Resize here is weird. You can push back, or constructed PackedRegs to the desired size?

llvm/lib/Target/AMDGPU/SIISelLowering.cpp
7310

++I

rdomingu added inline comments.Sep 10 2020, 6:55 AM
llvm/lib/Target/AMDGPU/AMDGPULegalizerInfo.cpp
3290–3294

Sorry, I'm new to this. Why would concat_vectors be preferable than build_vector? Could you please elaborate?
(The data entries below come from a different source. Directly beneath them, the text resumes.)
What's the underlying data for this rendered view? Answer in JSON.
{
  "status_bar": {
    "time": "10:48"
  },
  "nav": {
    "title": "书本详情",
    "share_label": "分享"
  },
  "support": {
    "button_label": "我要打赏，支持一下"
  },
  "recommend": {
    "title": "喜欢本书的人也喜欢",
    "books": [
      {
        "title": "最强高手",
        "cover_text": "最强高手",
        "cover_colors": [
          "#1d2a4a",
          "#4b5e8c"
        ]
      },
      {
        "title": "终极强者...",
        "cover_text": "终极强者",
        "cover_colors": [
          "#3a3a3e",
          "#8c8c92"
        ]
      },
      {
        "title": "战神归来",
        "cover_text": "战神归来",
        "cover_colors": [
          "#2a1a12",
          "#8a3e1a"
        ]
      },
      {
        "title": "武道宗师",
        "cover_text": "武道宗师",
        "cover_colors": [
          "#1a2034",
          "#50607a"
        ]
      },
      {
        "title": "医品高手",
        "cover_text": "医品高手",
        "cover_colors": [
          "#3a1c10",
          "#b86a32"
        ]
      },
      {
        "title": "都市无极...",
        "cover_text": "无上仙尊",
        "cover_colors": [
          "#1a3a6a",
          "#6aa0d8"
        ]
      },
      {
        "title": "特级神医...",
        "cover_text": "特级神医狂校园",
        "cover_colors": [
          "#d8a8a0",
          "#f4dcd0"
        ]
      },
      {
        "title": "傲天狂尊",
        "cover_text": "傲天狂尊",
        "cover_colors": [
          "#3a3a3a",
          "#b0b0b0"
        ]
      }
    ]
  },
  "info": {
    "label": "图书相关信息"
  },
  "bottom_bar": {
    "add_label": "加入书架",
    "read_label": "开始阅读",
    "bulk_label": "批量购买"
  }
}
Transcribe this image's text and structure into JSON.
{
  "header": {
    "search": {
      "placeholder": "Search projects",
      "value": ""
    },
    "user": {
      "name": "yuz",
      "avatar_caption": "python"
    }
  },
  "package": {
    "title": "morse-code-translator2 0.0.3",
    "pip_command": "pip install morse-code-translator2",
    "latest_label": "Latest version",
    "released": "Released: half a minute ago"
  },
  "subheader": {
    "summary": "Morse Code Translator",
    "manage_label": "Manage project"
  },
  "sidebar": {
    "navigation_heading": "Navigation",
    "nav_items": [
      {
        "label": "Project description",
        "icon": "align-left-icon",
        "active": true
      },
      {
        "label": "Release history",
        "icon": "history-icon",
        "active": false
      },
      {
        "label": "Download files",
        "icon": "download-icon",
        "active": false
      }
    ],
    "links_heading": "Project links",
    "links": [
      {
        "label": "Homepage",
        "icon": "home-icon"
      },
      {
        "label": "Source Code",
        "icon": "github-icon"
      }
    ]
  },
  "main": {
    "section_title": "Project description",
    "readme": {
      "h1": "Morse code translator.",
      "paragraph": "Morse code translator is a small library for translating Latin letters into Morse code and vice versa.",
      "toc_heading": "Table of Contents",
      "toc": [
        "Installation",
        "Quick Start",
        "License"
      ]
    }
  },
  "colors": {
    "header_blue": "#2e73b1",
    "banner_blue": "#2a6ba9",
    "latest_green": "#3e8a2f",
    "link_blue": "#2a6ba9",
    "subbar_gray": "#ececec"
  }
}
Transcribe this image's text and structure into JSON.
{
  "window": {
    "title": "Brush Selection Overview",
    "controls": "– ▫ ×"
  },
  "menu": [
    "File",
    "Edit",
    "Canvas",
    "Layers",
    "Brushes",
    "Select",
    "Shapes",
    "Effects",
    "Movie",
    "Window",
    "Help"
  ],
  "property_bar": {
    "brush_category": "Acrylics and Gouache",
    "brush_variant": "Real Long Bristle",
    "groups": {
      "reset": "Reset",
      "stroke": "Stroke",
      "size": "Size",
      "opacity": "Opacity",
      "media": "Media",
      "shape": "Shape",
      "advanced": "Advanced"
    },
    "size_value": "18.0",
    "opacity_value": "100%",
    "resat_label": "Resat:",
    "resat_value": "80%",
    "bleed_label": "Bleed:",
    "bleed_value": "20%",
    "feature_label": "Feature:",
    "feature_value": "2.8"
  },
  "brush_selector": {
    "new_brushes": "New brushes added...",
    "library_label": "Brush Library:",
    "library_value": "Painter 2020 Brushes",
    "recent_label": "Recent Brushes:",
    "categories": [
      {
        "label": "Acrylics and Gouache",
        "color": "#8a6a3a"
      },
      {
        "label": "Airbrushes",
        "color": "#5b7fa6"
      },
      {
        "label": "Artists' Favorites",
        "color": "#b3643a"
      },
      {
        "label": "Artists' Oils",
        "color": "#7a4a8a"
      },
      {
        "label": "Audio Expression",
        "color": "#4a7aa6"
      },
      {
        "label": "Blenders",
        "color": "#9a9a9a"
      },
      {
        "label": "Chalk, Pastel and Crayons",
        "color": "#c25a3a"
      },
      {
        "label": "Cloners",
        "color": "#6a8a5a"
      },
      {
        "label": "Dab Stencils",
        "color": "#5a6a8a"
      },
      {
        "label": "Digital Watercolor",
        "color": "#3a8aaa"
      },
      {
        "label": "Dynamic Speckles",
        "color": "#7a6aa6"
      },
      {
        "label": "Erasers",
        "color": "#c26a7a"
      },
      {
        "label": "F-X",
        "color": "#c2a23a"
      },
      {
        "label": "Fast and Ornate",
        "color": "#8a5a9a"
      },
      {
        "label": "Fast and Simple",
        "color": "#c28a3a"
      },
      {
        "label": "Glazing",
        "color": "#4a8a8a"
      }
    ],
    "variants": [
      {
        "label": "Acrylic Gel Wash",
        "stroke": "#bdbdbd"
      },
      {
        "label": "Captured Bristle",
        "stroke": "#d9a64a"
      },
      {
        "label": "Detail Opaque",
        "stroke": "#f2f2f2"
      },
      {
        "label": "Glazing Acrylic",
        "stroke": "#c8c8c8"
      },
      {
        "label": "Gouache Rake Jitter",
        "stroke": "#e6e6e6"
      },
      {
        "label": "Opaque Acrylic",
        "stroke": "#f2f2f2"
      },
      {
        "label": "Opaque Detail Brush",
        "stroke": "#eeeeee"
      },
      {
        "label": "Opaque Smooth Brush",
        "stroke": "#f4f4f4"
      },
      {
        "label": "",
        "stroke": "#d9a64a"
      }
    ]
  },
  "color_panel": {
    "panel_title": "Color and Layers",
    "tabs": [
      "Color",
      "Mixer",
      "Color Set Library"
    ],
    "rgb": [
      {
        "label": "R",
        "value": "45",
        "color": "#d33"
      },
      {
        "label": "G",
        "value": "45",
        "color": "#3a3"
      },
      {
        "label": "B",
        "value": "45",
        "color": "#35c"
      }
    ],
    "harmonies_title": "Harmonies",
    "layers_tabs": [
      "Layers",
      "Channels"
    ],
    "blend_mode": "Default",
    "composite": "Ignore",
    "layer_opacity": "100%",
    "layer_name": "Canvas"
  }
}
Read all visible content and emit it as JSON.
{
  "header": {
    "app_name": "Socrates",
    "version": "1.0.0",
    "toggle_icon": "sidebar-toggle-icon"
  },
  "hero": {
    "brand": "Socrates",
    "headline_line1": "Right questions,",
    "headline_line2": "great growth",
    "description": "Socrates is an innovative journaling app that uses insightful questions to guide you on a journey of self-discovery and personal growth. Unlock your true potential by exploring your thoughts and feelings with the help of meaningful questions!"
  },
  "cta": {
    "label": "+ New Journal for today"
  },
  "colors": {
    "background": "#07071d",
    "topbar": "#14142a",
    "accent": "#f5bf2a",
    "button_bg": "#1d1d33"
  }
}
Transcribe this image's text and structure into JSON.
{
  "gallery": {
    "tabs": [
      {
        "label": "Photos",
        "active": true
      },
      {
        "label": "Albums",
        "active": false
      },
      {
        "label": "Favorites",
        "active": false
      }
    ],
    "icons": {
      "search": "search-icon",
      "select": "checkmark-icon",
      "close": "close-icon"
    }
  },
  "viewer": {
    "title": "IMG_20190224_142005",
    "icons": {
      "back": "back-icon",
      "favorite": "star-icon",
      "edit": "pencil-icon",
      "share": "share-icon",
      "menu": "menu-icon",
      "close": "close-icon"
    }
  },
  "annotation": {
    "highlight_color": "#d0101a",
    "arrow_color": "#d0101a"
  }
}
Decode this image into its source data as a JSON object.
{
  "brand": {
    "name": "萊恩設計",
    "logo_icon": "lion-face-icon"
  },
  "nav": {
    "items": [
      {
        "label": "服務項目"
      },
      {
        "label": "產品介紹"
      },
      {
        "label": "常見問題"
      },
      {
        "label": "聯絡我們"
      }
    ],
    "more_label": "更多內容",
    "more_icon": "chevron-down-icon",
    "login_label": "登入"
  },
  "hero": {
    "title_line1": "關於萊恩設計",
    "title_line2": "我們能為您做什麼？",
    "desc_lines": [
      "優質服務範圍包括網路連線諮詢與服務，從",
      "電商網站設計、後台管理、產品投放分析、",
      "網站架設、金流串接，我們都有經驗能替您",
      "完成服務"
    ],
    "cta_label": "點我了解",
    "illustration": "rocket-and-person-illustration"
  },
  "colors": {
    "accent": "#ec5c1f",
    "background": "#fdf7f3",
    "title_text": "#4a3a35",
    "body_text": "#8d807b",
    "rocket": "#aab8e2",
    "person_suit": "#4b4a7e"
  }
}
arsenm added inline comments.Sep 16 2020, 7:58 AM
llvm/lib/Target/AMDGPU/AMDGPULegalizerInfo.cpp
3290–3294

Because a G_BUILD_VECTOR with 16-bit sources isn't naturally legal. This works, it just adds more work for the legalizer to reprocess these when you could produce something that's legal to begin with to save compile time

rdomingu added inline comments.Sep 16 2020, 8:07 AM
llvm/lib/Target/AMDGPU/AMDGPULegalizerInfo.cpp
3290–3294

I see. But how would you go from v3f16 to concat_vectors of <2 x 16> to v4f32 (which is what we want at the end)?

arsenm added inline comments.Sep 16 2020, 8:16 AM
llvm/lib/Target/AMDGPU/AMDGPULegalizerInfo.cpp
3290–3294

I think I'm missing something. Why is this going from <3 x s16> to <4 x s32>? Isn't this the unpacked layout case? Why isn't this just an G_ANYEXT from <3 x s16> to <3 x s32>?

3293

You can do this in the initial construction, also the small size should just be 8? Or use std::array?

rdomingu added inline comments.Sep 29 2020, 7:09 PM
llvm/lib/Target/AMDGPU/AMDGPULegalizerInfo.cpp
3290–3294

This is the image workaround for the packed layout case. We don't want to change the data layout which is why we shouldn't use G_ANYEXT. We just want to make the compiler think the data is twice as big.

arsenm accepted this revision.Sep 30 2020, 7:43 AM
This revision is now accepted and ready to land.Sep 30 2020, 7:43 AM
This revision was landed with ongoing or failed builds.Oct 7 2020, 5:04 AM
This revision was automatically updated to reflect the committed changes.